Bandhavgarh National Park: It is one of the popular parks in Madhya Pradesh and is known to have the highest population of tigers in India. The park derives its name from the most prominent hillock of the area, which is said to be given by Lord Rama to his brother Lakshmana to keep a watch on Lanka. The park also has a large breeding population of leopards, and various species of deer.
Pench National Park: Situated to the south of the Satpura, the Pench National Park is named after the river Penchwhich flows through this area. This is the 19th project tiger reserve in India and was declared so in 1992. It has tropical moist deciduous forest.
Amarkantak: Also known as the ‘Teertharaj’ or the king of pilgrimages, Amarkantak is a pilgrim town with a unique natural heritage area. It is the meeting point of the Vindhya and the Satpura Ranges, with the Maikal Hills being the fulcrum. This is where the Narmada, the Son and the Johila rivers emerge. The town of Amarkantak is surrounded by a rich variety of flora with medicinal properties. The enchanting lush green forest belt in Amarkantak is a part of Achanakmr- Amarkantak Biosphere Reserve.
Chhindwara: It is one of the larger towns located in the Satpura range. Chhindwara is situated on a plateau, surrounded by the lush green fields, rivers and sagaun trees. It is surrounded by dense forest with diverse flora and fauna. Pench and Kanhan are the two important rivers of Chhindwara.

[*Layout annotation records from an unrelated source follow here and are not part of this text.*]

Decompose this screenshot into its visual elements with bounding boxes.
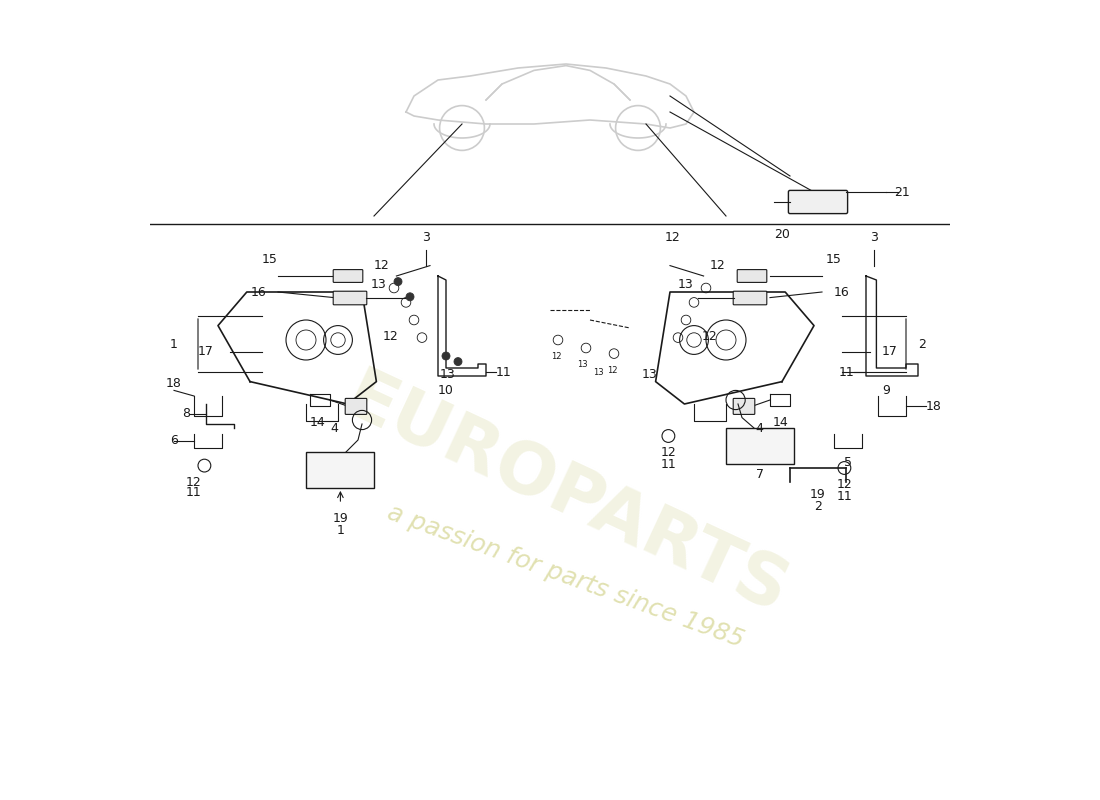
- FancyBboxPatch shape: [734, 291, 767, 305]
- Text: a passion for parts since 1985: a passion for parts since 1985: [384, 500, 748, 652]
- Text: 12: 12: [551, 352, 562, 361]
- Text: 4: 4: [330, 422, 338, 435]
- Text: 18: 18: [166, 378, 182, 390]
- Text: 1: 1: [337, 524, 344, 537]
- Text: 10: 10: [438, 384, 454, 397]
- Text: 11: 11: [186, 486, 202, 499]
- FancyBboxPatch shape: [734, 398, 755, 414]
- Circle shape: [454, 358, 462, 366]
- Text: 18: 18: [926, 400, 942, 413]
- Text: 19: 19: [332, 512, 349, 525]
- Text: 11: 11: [496, 366, 512, 378]
- Text: 11: 11: [660, 458, 676, 470]
- Text: 13: 13: [371, 278, 386, 290]
- Text: 3: 3: [422, 231, 430, 244]
- Circle shape: [394, 278, 402, 286]
- Text: 9: 9: [882, 384, 890, 397]
- Text: 12: 12: [836, 478, 852, 491]
- Text: 14: 14: [772, 416, 789, 429]
- Text: 13: 13: [678, 278, 694, 290]
- Text: 8: 8: [182, 407, 190, 420]
- Text: 20: 20: [774, 228, 790, 241]
- Text: 13: 13: [593, 368, 603, 377]
- Text: 15: 15: [826, 253, 842, 266]
- Text: 17: 17: [882, 346, 898, 358]
- Text: 19: 19: [810, 488, 826, 501]
- Text: EUROPARTS: EUROPARTS: [333, 363, 799, 629]
- Text: 12: 12: [664, 231, 680, 244]
- Bar: [726, 428, 794, 464]
- Text: 16: 16: [251, 286, 266, 298]
- Text: 14: 14: [310, 416, 326, 429]
- Circle shape: [406, 293, 414, 301]
- FancyBboxPatch shape: [789, 190, 848, 214]
- Text: 12: 12: [383, 330, 398, 342]
- FancyBboxPatch shape: [333, 291, 366, 305]
- Text: 5: 5: [844, 456, 851, 469]
- Text: 12: 12: [702, 330, 717, 342]
- Bar: [306, 452, 374, 488]
- Text: 13: 13: [576, 360, 587, 369]
- Text: 2: 2: [918, 338, 926, 350]
- Text: 7: 7: [756, 468, 763, 481]
- Text: 15: 15: [262, 253, 278, 266]
- Text: 11: 11: [838, 366, 854, 378]
- Text: 1: 1: [170, 338, 178, 350]
- Text: 17: 17: [198, 346, 214, 358]
- Text: 11: 11: [836, 490, 852, 502]
- Text: 12: 12: [711, 259, 726, 272]
- Text: 13: 13: [440, 368, 455, 381]
- Text: 12: 12: [374, 259, 389, 272]
- Text: 16: 16: [834, 286, 849, 298]
- Text: 12: 12: [186, 476, 202, 489]
- Text: 4: 4: [756, 422, 763, 435]
- Text: 12: 12: [607, 366, 618, 375]
- Text: 13: 13: [642, 368, 658, 381]
- FancyBboxPatch shape: [333, 270, 363, 282]
- Text: 6: 6: [170, 434, 178, 447]
- Text: 2: 2: [814, 500, 822, 513]
- Text: 12: 12: [660, 446, 676, 459]
- Circle shape: [442, 352, 450, 360]
- Text: 21: 21: [894, 186, 910, 198]
- Text: 3: 3: [870, 231, 878, 244]
- FancyBboxPatch shape: [737, 270, 767, 282]
- FancyBboxPatch shape: [345, 398, 366, 414]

Toranmal: Famous for its Gorakhnath Temple, this is the site of yatra attended by thousands of devotees on Mahashivratri. Pilgrims often walk barefoot for days from surrounding areas in the Nandurbar district and across Maharashtra, Madhya Pradesh and Gujarat to make the yatra to the small hills station of Toranmal through Shahada.
Chikhaldara: It is the only hill station in Vidharbha region of Maharashtra. Chikhaldara has a number of rivers, waterfalls, dense forests, rocks and mountains. It abounds in wildlife, such as tigers, panthers, sloth bears, sambars, wild boar and wild dogs. Close by is the famous Melghat Tiger Reserve. The scenic beauty of Chikhaldara can be enjoyed from Hurricane Point, Prospect Point and Devi Point. Other interesting excursions include Gavilgad and Narnala Fort, the Pandit Nehru Botanical Gardens, the Tribal Museum and the Semadoh Lake.
The other attractions in and around the Satpura Range are the Melghat Tiger Reserve, Gugamal National Park, Shoolpaneshwar Wildlife Sanctuary and a Jain pilgrimage centre called Muktagiri.